Climate Change: Regional Key Risks For Asia
In urban areas specially, there will need to be a reduction in the vulnerability of lifeline infrastructure and services, which if damaged by floods will lead to complete cut-down of supplies and essentials to an ever-growing, demanding population
The regional key risks for Asia mainly affect the physical, human and managed systems, with no key risks for the biological systems. With high risks in the long term for water systems like rivers, likelihood of droughts, coastal ecosystems etc, the other key risks include the impact on food production, and on health and livelihood. Through the risk on the hydrological system in Asia, there is a definite threat of increase riverine, coastal and urban flooding in places in India which are close to water bodies, which may victims of the widespread destruction of livelihood, infrastructure, and settlements. Particularly crowded metropolitans like Mumbai and Chennai which are on the coast will have to actively prepare for mitigation strategies, due to the large exposed, poor population it is home to, which will be most vulnerable to these ecological changes.
Agricultural disruptions in the Northern Indo-Gangetic plains are also very likely due to this risk. In order to reduce these risks and mitigate them, there will have to be a reduction in exposure of these systems to climatic changes, by instituting structural and non-structural measures such as effective land-use planning and selective relocation, but not to the extent that there is large-scale rehabilitation and relocation of vulnerable population, like during the Narmada Bachao movement. In urban areas specially, there will need to be a reduction in the vulnerability of lifeline infrastructure and services, which if damaged by floods will lead to complete cut-down of supplies and essentials to an ever-growing, demanding population. Proper monitoring systems and early warning signals should be built which not help identify vulnerable and exposed regions, but also help assist these vulnerable areas and diversify their livelihoods, so they can sustain themselves despite the loss of primary livelihood.
There is also an increased risk due to heat-related mortality in Asia, which might again have negative health implications in land-locked regions in India such as Bhopal or Delhi, which are already scathingly hot during the summers. It may also cause loss in productivity in agriculture for regions in India, especially those crops which are more conducive to cooler climates, like the rabi crops. The potential for reducing this risk lies in the investment in heat health warning systems, effective urban planning and heat dissipation technology to deal with high temperatures. New work practices which help workers adapt to heat-related stress may also be helpful in reducing heat-related mortality risks.

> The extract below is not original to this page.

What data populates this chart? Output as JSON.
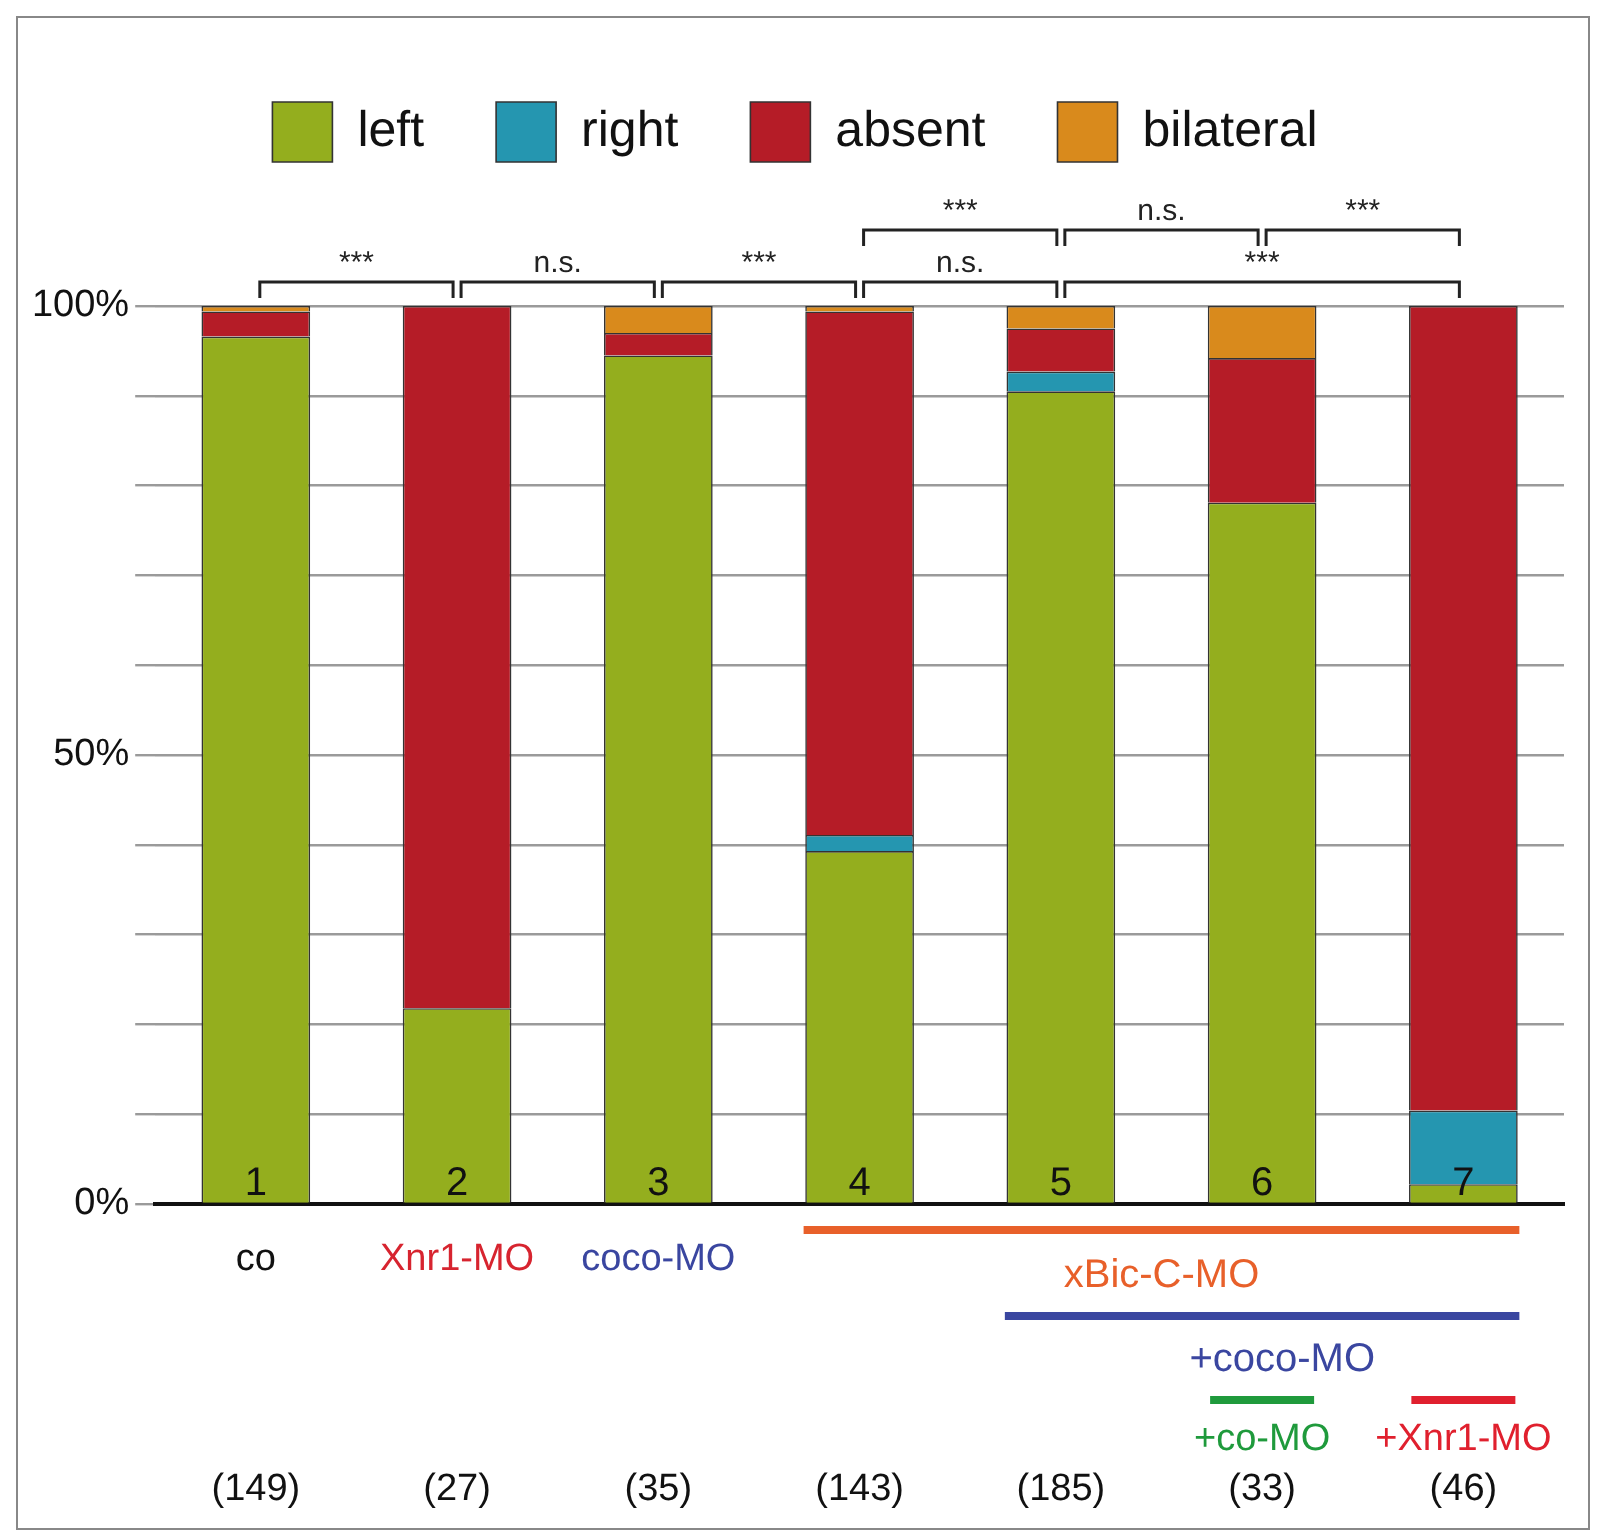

Lastly, there is a risk of drought-related water and food shortage which may lead to malnutrition in Asia. This is particularly going to impact India, which is already above Sub-Saharan African regions in the indicators of child-malnutrition and food insecurity in certain regions and demographics, like North-east India. Central India which is landlocked and agricultural intensive will see a lot of productivity loss and human loss, as water sources are also minimal. Urban areas in India where poverty is high will have to institute safety net measures to ensure the poor who will be most vulnerable to these food and water supply shocks. In order to cope with this likely food shortage risk, disaster preparedness will be the key, and food supplies will have to be stocked and stored for use during emergency times.
Local coping strategies which help supply food will also be effective in reducing the risks, along with early warning systems. For reducing water shortage risks, there will be a conscious need to shift to adaptive and integrated water resource management, water infrastructure and reservoir development, diversification of water sources including water-reuse and an efficient use of water in agriculture. Through economic tools and pricing, efficient and managed use of water resources will help reduce the risk of water shortage in the future.